"This is a timely and most welcome recognition of Poppleton University's distinctive contribution to UK higher education."
That was the enthusiastic response of our vice-chancellor to the news that Poppleton had been shortlisted in the 2010 Times Higher Education Awards.
Poppleton will be competing against five other universities in the newly established category "Outstanding contribution to reminding people that almost any university can be nominated for some sort of an award".
The vice-chancellor confirmed that the university would be marking the occasion by booking a suite of tables at the gala ceremony in November so that senior managers could toast the university's success.
'Tis the season to be jolly
Our Head of External Relations, Kirk Swavely, has strongly supported the claim by Zahir Irani, dean of Brunel Business School, that fear of wasting money on "jollies" was preventing universities from networking with possible financial donors.
Speaking to our reporter Keith Ponting (30), Mr Swavely said that he regarded Professor Irani's comments as welcome support for the university's recent decision to host a corporate box for the Poppleton Light Opera's much-praised production of Mamma Mia!, and its future plans for a joint management/business executive charabanc excursion (with complimentary fish supper) to the Blackpool Illuminations.
He insisted, however, that his enthusiasm for networking "jollies" should not be seen as implying any significant relaxation of the internal hospitality rules that restrict biscuit provision to one per person in all university committees.
But he did confirm that, as a concession to "popular opinion", he would now be amending the "in absentia biscuit rule", which requires any biscuits left over after the one per person rule has been enforced to be returned to the central biscuit depository.

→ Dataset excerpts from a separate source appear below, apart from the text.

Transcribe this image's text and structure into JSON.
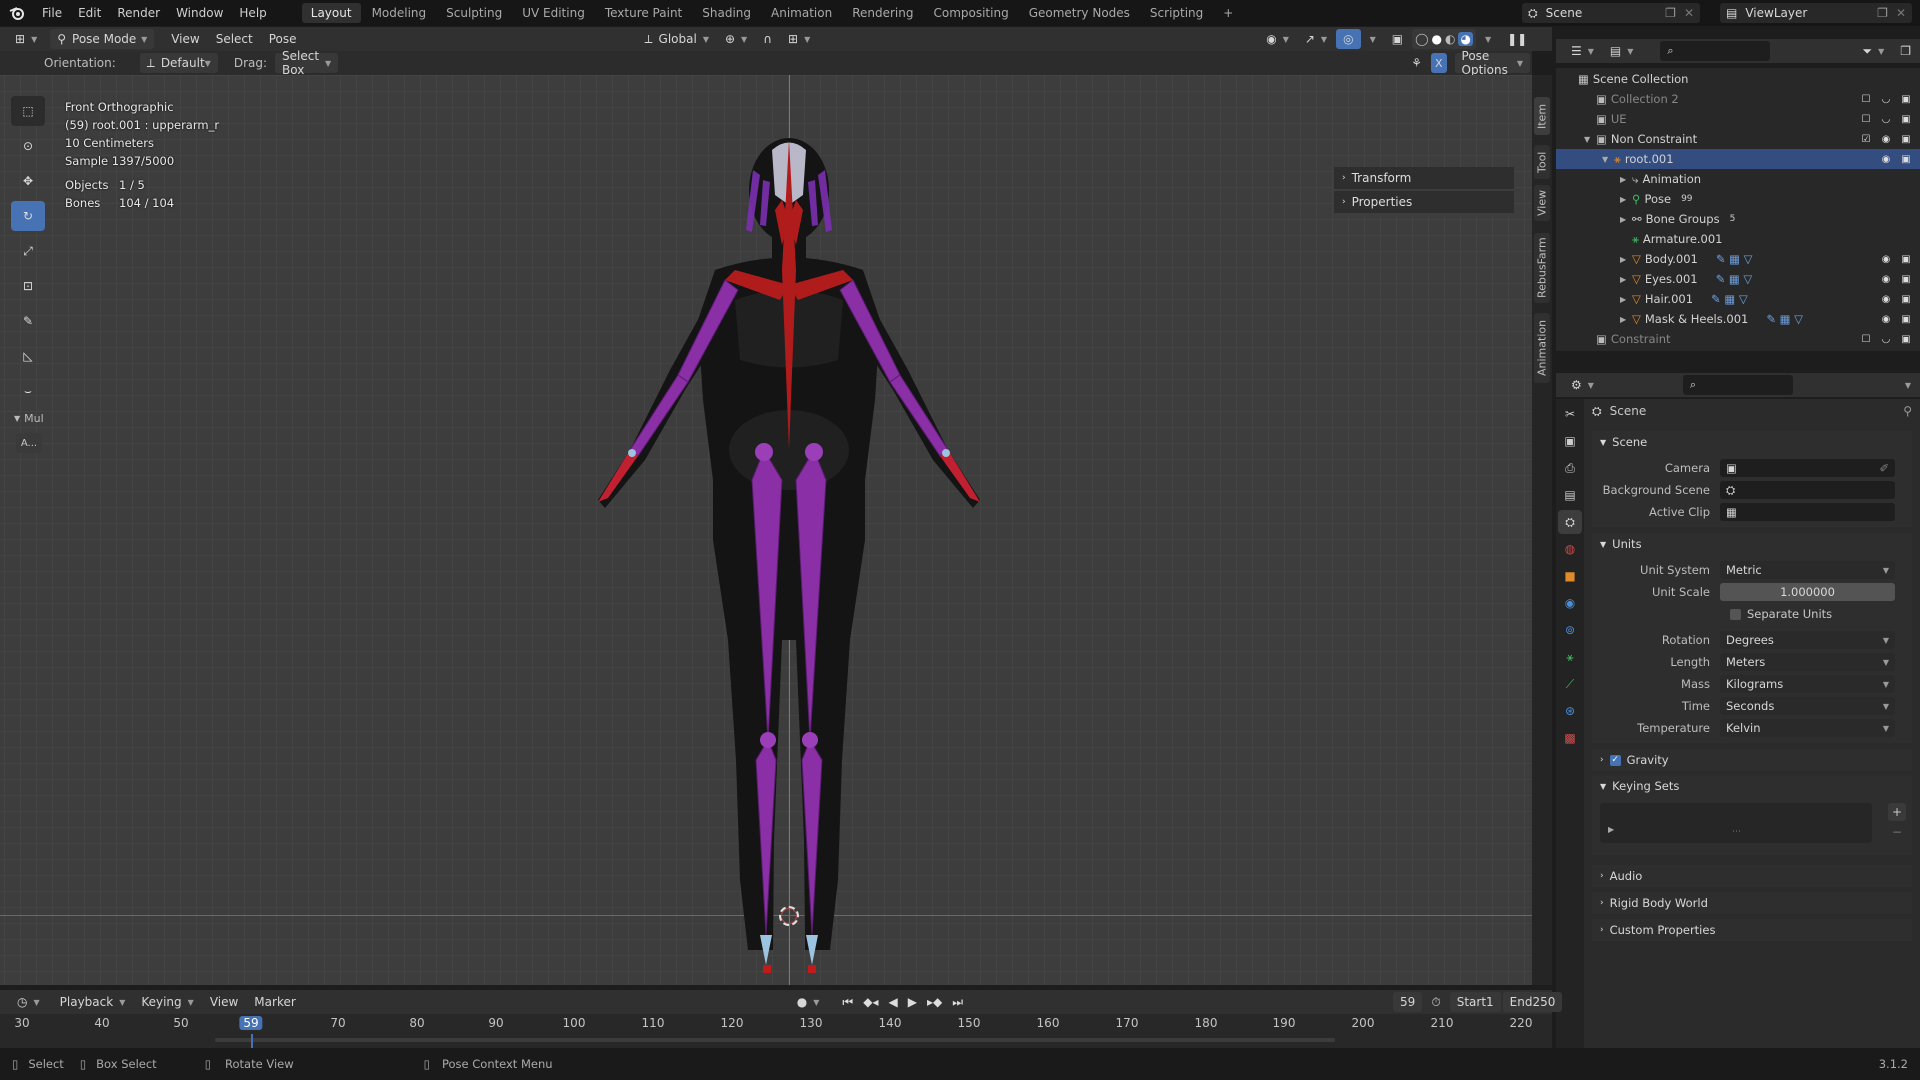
{
  "topbar": {
    "menus": [
      "File",
      "Edit",
      "Render",
      "Window",
      "Help"
    ],
    "workspaces": [
      "Layout",
      "Modeling",
      "Sculpting",
      "UV Editing",
      "Texture Paint",
      "Shading",
      "Animation",
      "Rendering",
      "Compositing",
      "Geometry Nodes",
      "Scripting"
    ],
    "active_workspace": "Layout",
    "add_tab": "+",
    "scene": "Scene",
    "view_layer": "ViewLayer"
  },
  "viewport_header": {
    "mode": "Pose Mode",
    "menus": [
      "View",
      "Select",
      "Pose"
    ],
    "transform_orientation": "Global"
  },
  "tool_settings": {
    "orientation_label": "Orientation:",
    "orientation_value": "Default",
    "drag_label": "Drag:",
    "drag_value": "Select Box",
    "pose_options": "Pose Options",
    "x_mirror": "X"
  },
  "viewport_info": {
    "view": "Front Orthographic",
    "object": "(59) root.001 : upperarm_r",
    "scale": "10 Centimeters",
    "sample": "Sample 1397/5000",
    "objects_label": "Objects",
    "objects_value": "1 / 5",
    "bones_label": "Bones",
    "bones_value": "104 / 104"
  },
  "toolbar_extra": {
    "mul": "Mul",
    "a": "A..."
  },
  "npanel": {
    "transform": "Transform",
    "properties": "Properties"
  },
  "side_tabs": [
    "Item",
    "Tool",
    "View",
    "RebusFarm",
    "Animation"
  ],
  "outliner": {
    "rows": [
      {
        "label": "Scene Collection",
        "indent": 0,
        "type": "scene",
        "dim": false
      },
      {
        "label": "Collection 2",
        "indent": 1,
        "type": "collection",
        "dim": true
      },
      {
        "label": "UE",
        "indent": 1,
        "type": "collection",
        "dim": true
      },
      {
        "label": "Non Constraint",
        "indent": 1,
        "type": "collection",
        "dim": false
      },
      {
        "label": "root.001",
        "indent": 2,
        "type": "armature",
        "dim": false,
        "selected": true
      },
      {
        "label": "Animation",
        "indent": 3,
        "type": "anim",
        "dim": false
      },
      {
        "label": "Pose",
        "indent": 3,
        "type": "pose",
        "dim": false,
        "badge": "99"
      },
      {
        "label": "Bone Groups",
        "indent": 3,
        "type": "bonegroups",
        "dim": false,
        "badge": "5"
      },
      {
        "label": "Armature.001",
        "indent": 3,
        "type": "armdata",
        "dim": false
      },
      {
        "label": "Body.001",
        "indent": 3,
        "type": "mesh",
        "dim": false
      },
      {
        "label": "Eyes.001",
        "indent": 3,
        "type": "mesh",
        "dim": false
      },
      {
        "label": "Hair.001",
        "indent": 3,
        "type": "mesh",
        "dim": false
      },
      {
        "label": "Mask & Heels.001",
        "indent": 3,
        "type": "mesh",
        "dim": false
      },
      {
        "label": "Constraint",
        "indent": 1,
        "type": "collection",
        "dim": true
      }
    ]
  },
  "properties": {
    "context": "Scene",
    "scene_section": "Scene",
    "camera_label": "Camera",
    "background_label": "Background Scene",
    "clip_label": "Active Clip",
    "units_section": "Units",
    "unit_system_label": "Unit System",
    "unit_system": "Metric",
    "unit_scale_label": "Unit Scale",
    "unit_scale": "1.000000",
    "separate_units": "Separate Units",
    "rotation_label": "Rotation",
    "rotation": "Degrees",
    "length_label": "Length",
    "length": "Meters",
    "mass_label": "Mass",
    "mass": "Kilograms",
    "time_label": "Time",
    "time": "Seconds",
    "temperature_label": "Temperature",
    "temperature": "Kelvin",
    "gravity": "Gravity",
    "keying_sets": "Keying Sets",
    "audio": "Audio",
    "rigid_body": "Rigid Body World",
    "custom_props": "Custom Properties"
  },
  "timeline": {
    "menus": [
      "Playback",
      "Keying",
      "View",
      "Marker"
    ],
    "current_frame": "59",
    "start_label": "Start",
    "start": "1",
    "end_label": "End",
    "end": "250",
    "ticks": [
      "30",
      "40",
      "50",
      "59",
      "70",
      "80",
      "90",
      "100",
      "110",
      "120",
      "130",
      "140",
      "150",
      "160",
      "170",
      "180",
      "190",
      "200",
      "210",
      "220"
    ]
  },
  "statusbar": {
    "select": "Select",
    "box_select": "Box Select",
    "rotate_view": "Rotate View",
    "context_menu": "Pose Context Menu",
    "version": "3.1.2"
  }
}
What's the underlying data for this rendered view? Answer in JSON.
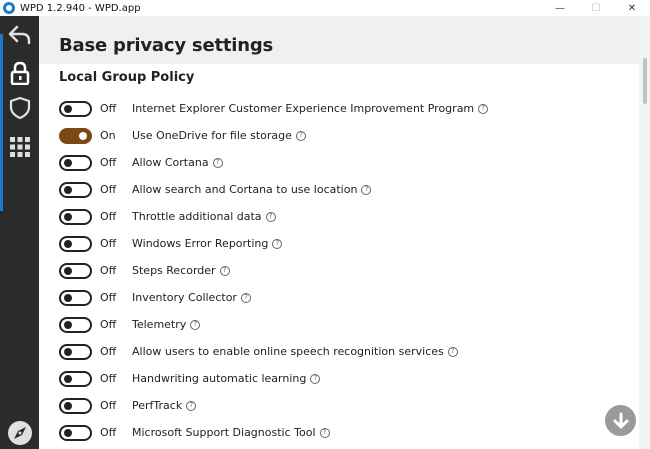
{
  "window": {
    "title": "WPD 1.2.940 - WPD.app",
    "controls": {
      "minimize": "—",
      "maximize": "☐",
      "close": "✕"
    }
  },
  "sidebar": {
    "items": [
      {
        "icon": "back-arrow-icon",
        "active": false
      },
      {
        "icon": "lock-icon",
        "active": true
      },
      {
        "icon": "shield-icon",
        "active": false
      },
      {
        "icon": "grid-icon",
        "active": false
      }
    ],
    "bottom_icon": "compass-icon",
    "accent_color": "#1e78c8"
  },
  "header": {
    "title": "Base privacy settings"
  },
  "section": {
    "title": "Local Group Policy"
  },
  "toggle_colors": {
    "on": "#7a4a12",
    "off": "#222222"
  },
  "settings": [
    {
      "state": "Off",
      "label": "Internet Explorer Customer Experience Improvement Program",
      "on": false
    },
    {
      "state": "On",
      "label": "Use OneDrive for file storage",
      "on": true
    },
    {
      "state": "Off",
      "label": "Allow Cortana",
      "on": false
    },
    {
      "state": "Off",
      "label": "Allow search and Cortana to use location",
      "on": false
    },
    {
      "state": "Off",
      "label": "Throttle additional data",
      "on": false
    },
    {
      "state": "Off",
      "label": "Windows Error Reporting",
      "on": false
    },
    {
      "state": "Off",
      "label": "Steps Recorder",
      "on": false
    },
    {
      "state": "Off",
      "label": "Inventory Collector",
      "on": false
    },
    {
      "state": "Off",
      "label": "Telemetry",
      "on": false
    },
    {
      "state": "Off",
      "label": "Allow users to enable online speech recognition services",
      "on": false
    },
    {
      "state": "Off",
      "label": "Handwriting automatic learning",
      "on": false
    },
    {
      "state": "Off",
      "label": "PerfTrack",
      "on": false
    },
    {
      "state": "Off",
      "label": "Microsoft Support Diagnostic Tool",
      "on": false
    }
  ],
  "fab": {
    "icon": "arrow-down-icon"
  }
}
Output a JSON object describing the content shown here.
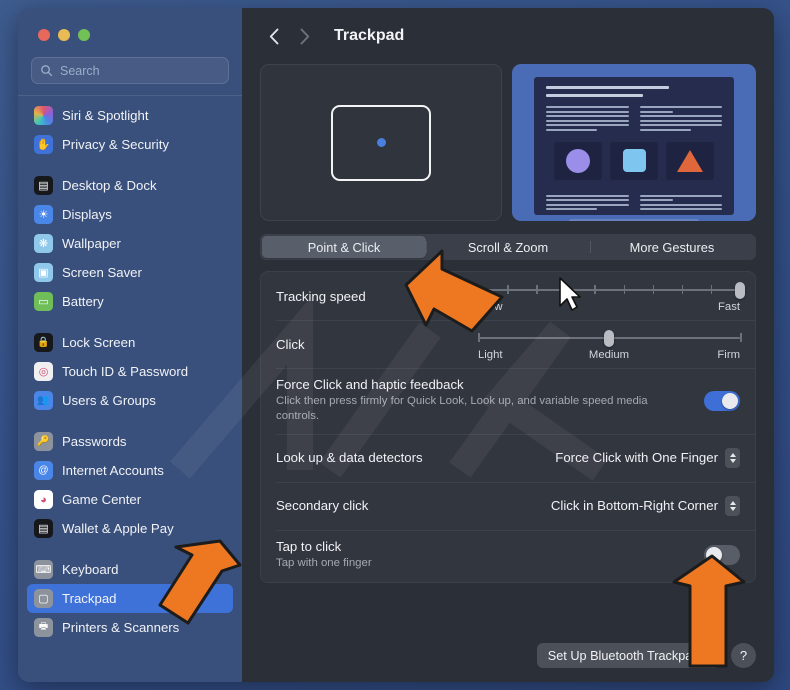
{
  "window": {
    "traffic_lights": [
      "close",
      "minimize",
      "maximize"
    ],
    "colors": {
      "close": "#e8695c",
      "minimize": "#e9bb54",
      "maximize": "#72c157",
      "accent": "#3e72d8",
      "sidebar_bg": "#3a507c",
      "main_bg": "#2b2f38"
    }
  },
  "search": {
    "placeholder": "Search",
    "value": ""
  },
  "sidebar": {
    "groups": [
      {
        "items": [
          {
            "label": "Siri & Spotlight",
            "icon": "siri-icon",
            "selected": false
          },
          {
            "label": "Privacy & Security",
            "icon": "privacy-hand-icon",
            "selected": false
          }
        ]
      },
      {
        "items": [
          {
            "label": "Desktop & Dock",
            "icon": "desktop-dock-icon",
            "selected": false
          },
          {
            "label": "Displays",
            "icon": "displays-icon",
            "selected": false
          },
          {
            "label": "Wallpaper",
            "icon": "wallpaper-icon",
            "selected": false
          },
          {
            "label": "Screen Saver",
            "icon": "screen-saver-icon",
            "selected": false
          },
          {
            "label": "Battery",
            "icon": "battery-icon",
            "selected": false
          }
        ]
      },
      {
        "items": [
          {
            "label": "Lock Screen",
            "icon": "lock-screen-icon",
            "selected": false
          },
          {
            "label": "Touch ID & Password",
            "icon": "touch-id-icon",
            "selected": false
          },
          {
            "label": "Users & Groups",
            "icon": "users-groups-icon",
            "selected": false
          }
        ]
      },
      {
        "items": [
          {
            "label": "Passwords",
            "icon": "passwords-key-icon",
            "selected": false
          },
          {
            "label": "Internet Accounts",
            "icon": "internet-accounts-icon",
            "selected": false
          },
          {
            "label": "Game Center",
            "icon": "game-center-icon",
            "selected": false
          },
          {
            "label": "Wallet & Apple Pay",
            "icon": "wallet-icon",
            "selected": false
          }
        ]
      },
      {
        "items": [
          {
            "label": "Keyboard",
            "icon": "keyboard-icon",
            "selected": false
          },
          {
            "label": "Trackpad",
            "icon": "trackpad-icon",
            "selected": true
          },
          {
            "label": "Printers & Scanners",
            "icon": "printers-scanners-icon",
            "selected": false
          }
        ]
      }
    ]
  },
  "header": {
    "title": "Trackpad",
    "back_enabled": true,
    "forward_enabled": false
  },
  "preview": {
    "left_name": "trackpad-illustration",
    "right_name": "desktop-preview",
    "dock_colors": [
      "#4a86e8",
      "#e8b23c",
      "#e06a5e",
      "#6fbe5a",
      "#e8c84a",
      "#f2f2f2",
      "#7ec6ef",
      "#9b8ee8",
      "#5f6470",
      "#6fbe5a",
      "#b9bcc3"
    ]
  },
  "tabs": [
    {
      "label": "Point & Click",
      "active": true
    },
    {
      "label": "Scroll & Zoom",
      "active": false
    },
    {
      "label": "More Gestures",
      "active": false
    }
  ],
  "settings": {
    "tracking_speed": {
      "label": "Tracking speed",
      "min_label": "Slow",
      "max_label": "Fast",
      "ticks": 10,
      "value_percent": 100
    },
    "click": {
      "label": "Click",
      "min_label": "Light",
      "mid_label": "Medium",
      "max_label": "Firm",
      "value_percent": 50
    },
    "force_click": {
      "label": "Force Click and haptic feedback",
      "description": "Click then press firmly for Quick Look, Look up, and variable speed media controls.",
      "enabled": true
    },
    "look_up": {
      "label": "Look up & data detectors",
      "value": "Force Click with One Finger"
    },
    "secondary_click": {
      "label": "Secondary click",
      "value": "Click in Bottom-Right Corner"
    },
    "tap_to_click": {
      "label": "Tap to click",
      "description": "Tap with one finger",
      "enabled": false
    }
  },
  "footer": {
    "setup_button": "Set Up Bluetooth Trackpad...",
    "help_button": "?"
  },
  "annotations": {
    "arrow_color": "#ee7722",
    "arrows": [
      "points-at-point-and-click-tab",
      "points-at-trackpad-sidebar-item",
      "points-at-tap-to-click-toggle"
    ]
  }
}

In future, "in absentia biscuits" can be "carried over" to the next meeting of the designated committee.
Thought for the Week
(contributed by Jennifer Doubleday, Head of Personal Development)
Here's a little reassurance for those slightly older members of staff who might be worrying about waning powers: "I can see clearly now the brain has gone."
Move over, darling
Our Psychology Department has received an unprecedented degree of national publicity following the publication of research findings that show that couples who occupy smaller beds are likely to engage in sexual congress more frequently (p=0.5) than those who enjoy more commodious nocturnal resting places (the so-called "Big Bedders").
However, Dr Ted Thorndike, the leader of the research team behind the findings, has cautioned against premature causal interpretations of the results. "Without further research we have no way of knowing if the increased congress among the Small Bedders arises because of the manner in which a smaller bed contingently facilitates bodily contact or because high-congress couples positively select a smaller bed in order to maximise the possibility of such contact."
(Watch out for Dr Thorndike this Saturday on Channel Five's S for Sex.)